Roaming food trucks are this mad culinary trend that keeps accelerating as the fare expands (cupcakes, Szechuan, gyros) and as the concept leaks from urban foodie nests into the world at large. It’s very — what’s that word that means they’ll be super unpopular soon? — trendy.
There have always been food trucks, but the term conjures suspect operations with as much grease in the meals as under the hood. The difference now is that entrepreneurs are a) capitalizing on the proliferation of food niches as consumers take a closer look at what they eat and how/where it was grown, and b) using new technology to attract potential customers and retain existing ones.
Here’s an example of how: A sushi truck in Los Angeles drives to the fish auction each morning and buys its ingredients straight off the fishermen’s loading pallet. By lunchtime the truck is roaming the streets of a bustling LA commercial district peopled with cosmopolitan 20-somethings who want a healthy, fresh meal.
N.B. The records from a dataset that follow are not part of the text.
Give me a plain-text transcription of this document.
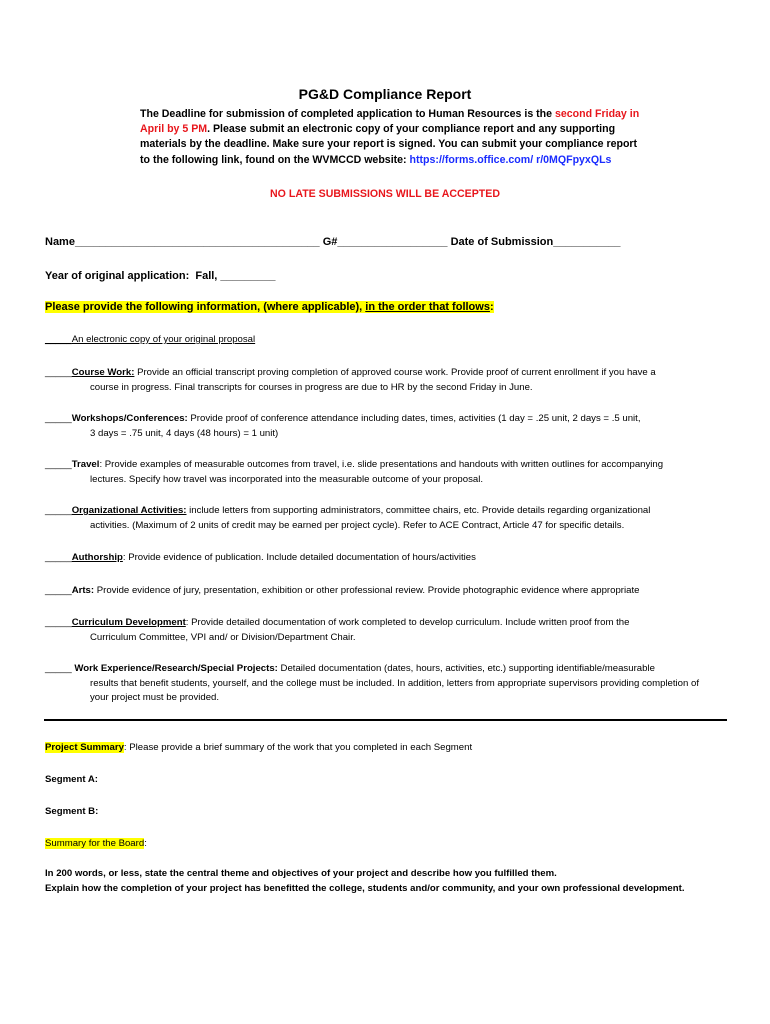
PG&D Compliance Report
The Deadline for submission of completed application to Human Resources is the second Friday in April by 5 PM. Please submit an electronic copy of your compliance report and any supporting materials by the deadline. Make sure your report is signed. You can submit your compliance report to the following link, found on the WVMCCD website: https://forms.office.com/ r/0MQFpyxQLs
NO LATE SUBMISSIONS WILL BE ACCEPTED
Name________________________________________ G#__________________ Date of Submission___________
Year of original application:  Fall, _________
Please provide the following information, (where applicable), in the order that follows:
_____An electronic copy of your original proposal
_____Course Work: Provide an official transcript proving completion of approved course work. Provide proof of current enrollment if you have a
course in progress. Final transcripts for courses in progress are due to HR by the second Friday in June.
_____Workshops/Conferences: Provide proof of conference attendance including dates, times, activities (1 day = .25 unit, 2 days = .5 unit,
3 days = .75 unit, 4 days (48 hours) = 1 unit)
_____Travel: Provide examples of measurable outcomes from travel, i.e. slide presentations and handouts with written outlines for accompanying
lectures. Specify how travel was incorporated into the measurable outcome of your proposal.
_____Organizational Activities: include letters from supporting administrators, committee chairs, etc. Provide details regarding organizational
activities. (Maximum of 2 units of credit may be earned per project cycle). Refer to ACE Contract, Article 47 for specific details.
_____Authorship: Provide evidence of publication. Include detailed documentation of hours/activities
_____Arts: Provide evidence of jury, presentation, exhibition or other professional review. Provide photographic evidence where appropriate
_____Curriculum Development: Provide detailed documentation of work completed to develop curriculum. Include written proof from the
Curriculum Committee, VPI and/ or Division/Department Chair.
_____ Work Experience/Research/Special Projects: Detailed documentation (dates, hours, activities, etc.) supporting identifiable/measurable
results that benefit students, yourself, and the college must be included. In addition, letters from appropriate supervisors providing completion of your project must be provided.
Project Summary: Please provide a brief summary of the work that you completed in each Segment
Segment A:
Segment B:
Summary for the Board:
In 200 words, or less, state the central theme and objectives of your project and describe how you fulfilled them.
Explain how the completion of your project has benefitted the college, students and/or community, and your own professional development.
The truck tweets its real-time location to thousands of tech-savvy followers and catches the eye of those close enough to pay it a visit when noon rolls ‘round.
Suddenly, for those nearby, sushi is an option.
The truck is there now, at this moment; it won’t be tomorrow. Fresh sushi is a rare opportunity on which they’d better pounce, and in considerable numbers, pounce they do. The next day, that sushi truck is miles away, servicing a new neighborhood with its fleeting menu of maki and hand rolls.
Voila: the new generation of food trucks, a perfect blend of three current trends: conscientious consumption (the food and its source), social/mobile media (the marketing), and ironic reimagining of a tired institution (meals on wheels).
More to the point, the surf market mirrors the food market in a number of ways that make the food truck model transferable to surfing:
- Surf sessions, like meals, are concentrated around certain times of the day and week: early in the morning (the pre-work dawn patrol), late in the afternoon (after-school and after-work crowds), and weekends before noon. The implication is that a “surf truck” (with board and wetsuit demos, wax samples, hyper-discounted gear, etc.) could target these boom periods to maximize engagement.
- Surfers these days are no more uniform a group than diners are; we’re a diverse hodgepodge made up of longboarders, children, fitness buffs, girls, outdoorsmen, punks, hipsters, P.E. classes, and so on. A thousand niches housed beneath a single thin umbrella. A surf truck that offered something specific could find within the masses a small but eager audience. What about a single-fin truck with a rotating quiver of boards to try?
- Like the well-heeled young professionals who support food trucks on their lunch hour, surfers are geographically predictable. They congregate around certain specific breaks or stretches of coastline, and their migrations can be largely predicted based on freely available surf and weather forecasts. This means a surf truck could chart its course using the same information that its customers themselves use to plan their sessions, and practically guarantee the presence of customers upon arrival.
This wouldn’t work so well as a direct sales operation (who goes surfing in the mood to buy something?), but it could be a fantastic way to build awareness and a following for certain products or a surf shop. The key would be figuring out what potential customers want from the truck, and then being in the right place at the right time to deliver it. —Stuart Cornuelle
The closest thing to what I’m talking about that currently exists: demo tours from boardmakers and shops like CI, Rusty and Surf Ride, plus Rip Curl with their neoprene line.
Stuart Cornuelle is SURFING’s Managing Editor and a would like to see a …Lost RNF truck — for when one’s choice of board was too optimistic.